At a summary level there are no adverse implications arising from the SCOG whilst the implications for the Borough Council, as it moves from the Preferred Options stage to draft Joint Local Plan, are as follows:-
a. Housing – that along with SoTCC, the Borough is unable to assist in meeting Staffordshire Moorlands District Council’s (SMDC) housing development requirements due the fact that the Joint Local Plan is in the early stages of preparation and the Preferred Options Document has identified a shortfall in housing supply within the Housing Market Area which would need to be resolved before consideration of housing need arising from Staffordshire Moorlands could be considered.
b. Gypsies and Travelling Showpeople – that at this stage the Borough Council is not in a position to identify suitable and /or available land within the borough to accommodate its own needs, or the needs of other local authorities. Furthermore the shortfall of housing and employment land within the borough means that the Borough Council is unable to accommodate any potentially arising unmet gypsy and traveller needs from neighbouring authorities due to a lack of available land
c. Employment – that all four authorities will liaise on future consideration and evidence gathering in relation to employment requirements and provision undertaken as part of future plan making
d. Infrastructure – that all four authorities agree to co-ordinate green infrastructure strategies and any subsequent delivery plans to ensure a consistent and complementary approach
e. Green Belt – that the authorities will liaise on any future Green Belt reviews that would affect shared Green Belt boundaries in order to consider the merits of a consistent approach
f. Constellation Partnership – that emerging or future Local Plans will have regard to the Constellation Partnership’s Growth Strategy. This is linked to HSE-related developments.

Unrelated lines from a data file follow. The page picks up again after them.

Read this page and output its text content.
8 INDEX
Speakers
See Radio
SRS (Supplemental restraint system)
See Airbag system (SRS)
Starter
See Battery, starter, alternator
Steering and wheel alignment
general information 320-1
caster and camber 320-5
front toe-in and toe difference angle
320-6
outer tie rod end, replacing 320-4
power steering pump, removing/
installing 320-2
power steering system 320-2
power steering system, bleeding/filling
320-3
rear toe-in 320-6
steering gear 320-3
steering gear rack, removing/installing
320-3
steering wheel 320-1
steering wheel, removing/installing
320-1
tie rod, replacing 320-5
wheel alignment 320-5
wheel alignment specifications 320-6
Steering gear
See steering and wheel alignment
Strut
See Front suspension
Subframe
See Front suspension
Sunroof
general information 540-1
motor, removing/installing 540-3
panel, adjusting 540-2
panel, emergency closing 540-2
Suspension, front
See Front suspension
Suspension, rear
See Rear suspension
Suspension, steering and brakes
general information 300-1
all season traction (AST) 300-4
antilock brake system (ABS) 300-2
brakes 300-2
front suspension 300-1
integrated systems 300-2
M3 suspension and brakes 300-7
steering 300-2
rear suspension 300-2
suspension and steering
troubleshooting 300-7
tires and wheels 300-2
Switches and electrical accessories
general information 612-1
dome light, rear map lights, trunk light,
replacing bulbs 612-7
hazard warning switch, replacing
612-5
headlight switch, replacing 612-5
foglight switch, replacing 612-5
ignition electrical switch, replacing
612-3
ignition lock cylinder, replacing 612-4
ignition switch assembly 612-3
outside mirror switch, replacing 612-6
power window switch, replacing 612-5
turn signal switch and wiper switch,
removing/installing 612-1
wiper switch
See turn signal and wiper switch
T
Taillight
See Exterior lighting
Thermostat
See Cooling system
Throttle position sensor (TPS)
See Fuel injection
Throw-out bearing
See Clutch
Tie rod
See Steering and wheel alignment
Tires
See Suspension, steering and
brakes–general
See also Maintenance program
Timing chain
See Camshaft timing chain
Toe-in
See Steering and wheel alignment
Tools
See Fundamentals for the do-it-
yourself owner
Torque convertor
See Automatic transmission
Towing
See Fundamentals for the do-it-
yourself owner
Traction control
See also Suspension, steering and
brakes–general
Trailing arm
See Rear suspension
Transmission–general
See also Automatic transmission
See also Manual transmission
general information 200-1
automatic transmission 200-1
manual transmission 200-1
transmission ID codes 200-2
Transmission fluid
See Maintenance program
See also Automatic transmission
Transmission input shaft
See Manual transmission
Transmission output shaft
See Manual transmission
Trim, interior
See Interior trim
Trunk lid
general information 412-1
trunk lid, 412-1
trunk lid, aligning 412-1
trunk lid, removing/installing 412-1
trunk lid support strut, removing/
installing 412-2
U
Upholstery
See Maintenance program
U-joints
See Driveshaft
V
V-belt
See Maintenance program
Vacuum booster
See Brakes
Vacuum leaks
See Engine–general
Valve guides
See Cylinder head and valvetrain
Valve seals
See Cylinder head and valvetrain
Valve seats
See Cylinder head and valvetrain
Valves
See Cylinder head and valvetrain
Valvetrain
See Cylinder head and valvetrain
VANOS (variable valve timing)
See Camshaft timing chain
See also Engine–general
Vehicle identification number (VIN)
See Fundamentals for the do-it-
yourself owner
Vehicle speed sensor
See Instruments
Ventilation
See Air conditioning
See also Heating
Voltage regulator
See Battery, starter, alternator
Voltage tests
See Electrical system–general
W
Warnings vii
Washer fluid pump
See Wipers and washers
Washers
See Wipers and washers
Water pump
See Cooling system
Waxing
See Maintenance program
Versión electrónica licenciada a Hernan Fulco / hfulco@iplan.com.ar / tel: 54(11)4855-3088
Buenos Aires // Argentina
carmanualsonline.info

g. Blyth Vale Strategic Allocation – that the Borough Council considers that the proposed employment land allocation at Blyth Vale (the southern part of the ‘site’) should be protected from being developed for housing and promoted for B2/B8 uses, the site having been identified in the 2015 Employment Land Review as playing an important role in meeting the investment needs of the Stoke and Newcastle conurbation.
Anti-social Behaviour (ASB) Policy and Procedure
In summary the new ASB Policy:-
- Defines the Council’s approach to tackling ASB in partnership with other statutory agencies.
- Sets out the Council’s commitment to reducing anti-social behaviour, improving the quality of life for local people and reducing crime and fear of crime.
- Encourages residents to resolve issues themselves wherever possible and where problems escalate into more serious and wide spread issues, confirms that the Council will proactively work with partners and residents to tackle ASB in our communities.
- Incorporates the revised definition of ASB included within the 2014 legislation.
- Highlights the types of ASB recognised by the Council.
- Outlines what the Council is unlikely to be able to investigate or assist with e.g. private disputes, legally parked vehicles, household noise etc.
- Explains how cases with be managed and risk assessed by the Partnerships Team.
- Explains how the Council will approach Data Protection and other legislative requirements regarding information sharing.
Cabinet was told that this policy will be reviewed every three years.
Full details of all reports considered by Cabinet are available on the Borough Council’s website – www.newcastle-staffs.gov.uk – under the “Your Council” section.